Here I'll quote HM64

"Life is too short to spend time with people who suck the happiness out of you. If someone wants you in their life, they'll make room for you. You shouldn't have to fight for a spot. Never ever insist yourself on someone who continuously over looks your worth."


----------



## jmb123 (Nov 9, 2012)

Thanks Big Mac!!!I liked the quote and it is very true;;

Zappy, I am not comfortable talking over phone;;Thats way to personal;;;;We can discuss here openly in the forum ;;And there are many wise people to get various opinions;;;;I have been visiting the site for some time now and it has helped me reading and talking to other people like this;;;


----------



## lostinspaces (Oct 22, 2012)

Jmb - I feel the same way and have a similar situation. Been together 12 years (also met young) and find myself wondering how I could have chosen so wrong and wasted so much of my life. I feel like I would have to fast-track life at this point if I wanted the family I always dreamed of. 

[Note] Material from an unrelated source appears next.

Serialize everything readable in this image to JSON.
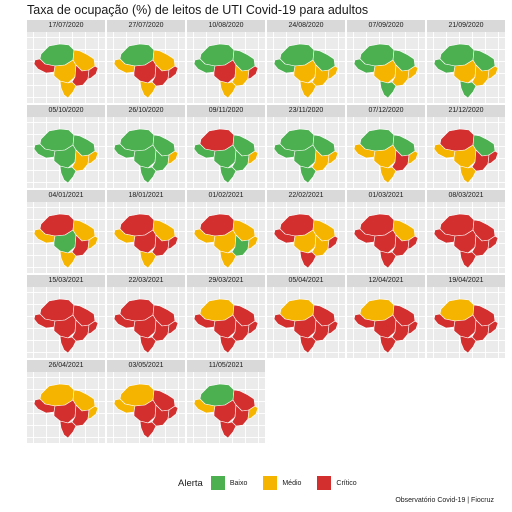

I also would like to know what happened to lead to where the stbxw and I are today (what's she has told me doesn't add up to anything a normal person would divorce over - especially without ever talking about it) ... But the question is: does it matter? Would you believe them if they told you? With all the dishonesty would you ever feel you got a real explanation from them? 

No. I think at this point the only option is to try to focus on the future.


----------



## Can't believe it's over (Oct 6, 2012)

I saw this today and thought I would share.

If you stay in the company of anger, pain or hurt, happiness will find someone else to visit. Make a choice to view all of your past relationships as a gift. Throw out what hasn't worked in the past and incorporate new concepts. Focus on being happy.. unknown


----------